In the nineteenth and twentieth centuries, professional opportunities for women were, realistically, greatly restricted. Nonetheless, Irish girls and women of all social classes were leaving home to take part in public life – work, schooling, buying and selling, activism and entertainment. National school teaching was considered a great career opportunity for girls from skilled working-class and small-farming backgrounds in Ireland. On-the-job training was sometimes paid, and scholarships were increasingly available. Thus, the burden on low-income parents was bearable.

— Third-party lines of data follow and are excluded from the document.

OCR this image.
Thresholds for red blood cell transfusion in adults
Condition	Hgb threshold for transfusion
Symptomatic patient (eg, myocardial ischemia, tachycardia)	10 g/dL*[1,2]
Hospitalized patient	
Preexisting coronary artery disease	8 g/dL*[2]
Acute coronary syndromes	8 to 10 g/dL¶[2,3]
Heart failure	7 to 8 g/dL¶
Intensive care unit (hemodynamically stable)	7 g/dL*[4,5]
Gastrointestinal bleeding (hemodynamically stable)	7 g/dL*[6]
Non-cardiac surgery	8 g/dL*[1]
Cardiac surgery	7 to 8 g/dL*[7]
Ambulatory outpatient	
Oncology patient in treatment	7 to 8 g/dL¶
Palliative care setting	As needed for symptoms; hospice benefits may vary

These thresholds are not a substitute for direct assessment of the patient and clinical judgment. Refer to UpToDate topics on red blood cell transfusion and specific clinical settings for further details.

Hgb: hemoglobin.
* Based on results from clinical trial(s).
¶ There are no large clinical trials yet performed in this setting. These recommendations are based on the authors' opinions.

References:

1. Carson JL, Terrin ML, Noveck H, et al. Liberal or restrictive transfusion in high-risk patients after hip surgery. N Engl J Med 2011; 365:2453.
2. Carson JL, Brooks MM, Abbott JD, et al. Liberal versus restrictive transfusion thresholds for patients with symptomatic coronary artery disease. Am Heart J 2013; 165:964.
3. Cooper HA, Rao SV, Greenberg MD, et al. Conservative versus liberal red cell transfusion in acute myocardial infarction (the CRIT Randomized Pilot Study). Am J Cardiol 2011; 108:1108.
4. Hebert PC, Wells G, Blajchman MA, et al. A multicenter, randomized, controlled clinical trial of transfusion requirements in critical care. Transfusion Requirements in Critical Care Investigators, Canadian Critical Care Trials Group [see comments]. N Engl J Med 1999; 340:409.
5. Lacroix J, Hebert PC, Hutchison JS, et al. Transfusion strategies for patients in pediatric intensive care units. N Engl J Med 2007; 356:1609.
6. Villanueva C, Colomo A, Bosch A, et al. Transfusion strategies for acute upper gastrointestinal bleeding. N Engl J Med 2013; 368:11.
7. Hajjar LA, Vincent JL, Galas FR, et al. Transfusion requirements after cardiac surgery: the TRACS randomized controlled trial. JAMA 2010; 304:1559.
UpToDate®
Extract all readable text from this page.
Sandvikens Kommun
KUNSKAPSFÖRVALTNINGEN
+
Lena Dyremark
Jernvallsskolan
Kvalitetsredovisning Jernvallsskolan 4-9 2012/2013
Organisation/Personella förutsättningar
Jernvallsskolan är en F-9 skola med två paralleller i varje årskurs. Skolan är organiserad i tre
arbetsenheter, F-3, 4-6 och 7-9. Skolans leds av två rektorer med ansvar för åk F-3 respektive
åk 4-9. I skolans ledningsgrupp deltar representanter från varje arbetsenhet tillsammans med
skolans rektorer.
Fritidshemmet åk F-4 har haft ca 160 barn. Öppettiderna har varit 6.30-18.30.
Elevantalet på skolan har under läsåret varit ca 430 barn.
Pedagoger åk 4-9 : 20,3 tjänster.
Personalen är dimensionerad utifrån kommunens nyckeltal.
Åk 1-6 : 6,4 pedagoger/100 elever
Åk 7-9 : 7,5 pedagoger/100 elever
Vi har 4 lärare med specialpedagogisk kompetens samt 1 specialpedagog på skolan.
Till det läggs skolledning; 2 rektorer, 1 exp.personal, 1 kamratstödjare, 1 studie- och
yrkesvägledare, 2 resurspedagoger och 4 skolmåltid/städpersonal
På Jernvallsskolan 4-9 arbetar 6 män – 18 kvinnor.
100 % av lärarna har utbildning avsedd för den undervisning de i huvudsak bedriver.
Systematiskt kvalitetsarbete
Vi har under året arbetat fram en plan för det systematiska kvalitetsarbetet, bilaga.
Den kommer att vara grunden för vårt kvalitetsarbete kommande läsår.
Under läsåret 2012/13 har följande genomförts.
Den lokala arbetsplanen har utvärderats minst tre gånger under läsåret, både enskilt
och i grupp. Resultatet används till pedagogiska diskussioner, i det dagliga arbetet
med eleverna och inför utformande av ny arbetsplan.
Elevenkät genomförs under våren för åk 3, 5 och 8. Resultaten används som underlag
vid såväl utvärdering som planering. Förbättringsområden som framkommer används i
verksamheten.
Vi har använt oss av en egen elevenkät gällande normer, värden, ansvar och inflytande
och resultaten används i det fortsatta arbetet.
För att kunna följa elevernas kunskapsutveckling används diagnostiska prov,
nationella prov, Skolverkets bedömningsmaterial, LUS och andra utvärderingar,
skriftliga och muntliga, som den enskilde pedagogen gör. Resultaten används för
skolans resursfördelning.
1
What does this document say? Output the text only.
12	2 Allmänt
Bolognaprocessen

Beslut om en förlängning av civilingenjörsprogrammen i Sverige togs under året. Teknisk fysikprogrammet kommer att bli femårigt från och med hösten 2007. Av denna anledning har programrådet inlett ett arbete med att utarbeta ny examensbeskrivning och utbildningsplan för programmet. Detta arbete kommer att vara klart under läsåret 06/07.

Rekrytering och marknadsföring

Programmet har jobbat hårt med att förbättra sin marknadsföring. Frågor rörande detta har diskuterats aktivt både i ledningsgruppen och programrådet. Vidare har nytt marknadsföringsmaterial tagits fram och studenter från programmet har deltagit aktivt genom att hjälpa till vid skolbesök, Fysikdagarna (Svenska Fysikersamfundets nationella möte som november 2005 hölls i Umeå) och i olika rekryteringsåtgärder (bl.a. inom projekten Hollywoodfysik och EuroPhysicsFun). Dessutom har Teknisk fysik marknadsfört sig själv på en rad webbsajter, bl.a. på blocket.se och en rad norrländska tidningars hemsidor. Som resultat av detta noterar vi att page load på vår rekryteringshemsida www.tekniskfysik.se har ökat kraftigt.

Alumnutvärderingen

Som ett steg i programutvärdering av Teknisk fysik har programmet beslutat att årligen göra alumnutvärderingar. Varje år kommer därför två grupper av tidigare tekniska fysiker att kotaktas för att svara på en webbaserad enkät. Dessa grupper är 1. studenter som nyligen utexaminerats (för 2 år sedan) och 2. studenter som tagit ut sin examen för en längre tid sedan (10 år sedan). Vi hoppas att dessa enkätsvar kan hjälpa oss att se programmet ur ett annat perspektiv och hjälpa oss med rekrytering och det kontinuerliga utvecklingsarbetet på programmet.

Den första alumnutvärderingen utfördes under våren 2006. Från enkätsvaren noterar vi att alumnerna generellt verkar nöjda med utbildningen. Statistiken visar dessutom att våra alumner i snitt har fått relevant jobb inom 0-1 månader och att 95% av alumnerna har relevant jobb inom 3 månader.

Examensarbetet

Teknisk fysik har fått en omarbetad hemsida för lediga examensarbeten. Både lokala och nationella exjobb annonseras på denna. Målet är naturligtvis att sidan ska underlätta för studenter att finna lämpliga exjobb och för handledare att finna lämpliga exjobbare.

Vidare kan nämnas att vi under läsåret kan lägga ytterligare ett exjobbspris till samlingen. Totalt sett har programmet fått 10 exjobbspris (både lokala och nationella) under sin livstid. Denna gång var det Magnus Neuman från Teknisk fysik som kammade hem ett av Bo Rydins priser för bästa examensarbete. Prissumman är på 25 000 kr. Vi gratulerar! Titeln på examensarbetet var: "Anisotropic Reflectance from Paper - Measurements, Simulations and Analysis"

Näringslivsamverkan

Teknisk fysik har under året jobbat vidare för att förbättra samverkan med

Unlike other positions in the civil service at the turn of the twentieth century, national school teaching was a lifelong job; the marriage bar was introduced only in 1933 for those qualifying on or after that date. At this time, the National Board put great emphasis on teacher training. Ireland was not short of teachers or schools: anyone could open a school and expect a modest income. This work was considered suitable for women, whether single or widowed. If they knew how to read and write, they were considered equipped to teach. Furthermore, the business of education was thriving through the 19th century; the figures below indicate the exponential growth in the opening of national Schools through the 1830s and 1840s in Ireland:
Year No. of Schools in Operation
The teachers were at first treated and paid like domestic servants or unskilled labourers and they often had to approach the parish priest via the servants’ entrance. Their pay was from the Board minimum, ranging from £5 a year to £16. These low figures can be explained by the informal understanding that, once appointed to a teaching post, a teacher could expect further contributions gifted from local sources. In 1858 the National Board claimed that it was paying 80 per cent of teachers’ salaries, and inspectors told teachers that if they wanted more they should apply to their own managers (i.e. the clergy). This ignored the fact that the manager could dismiss a teacher at a quarter of an hour’s notice. It was recognised on all sides that teachers would have to supplement the basic allowance. Predictably, all this was blamed on the government, not the local managers.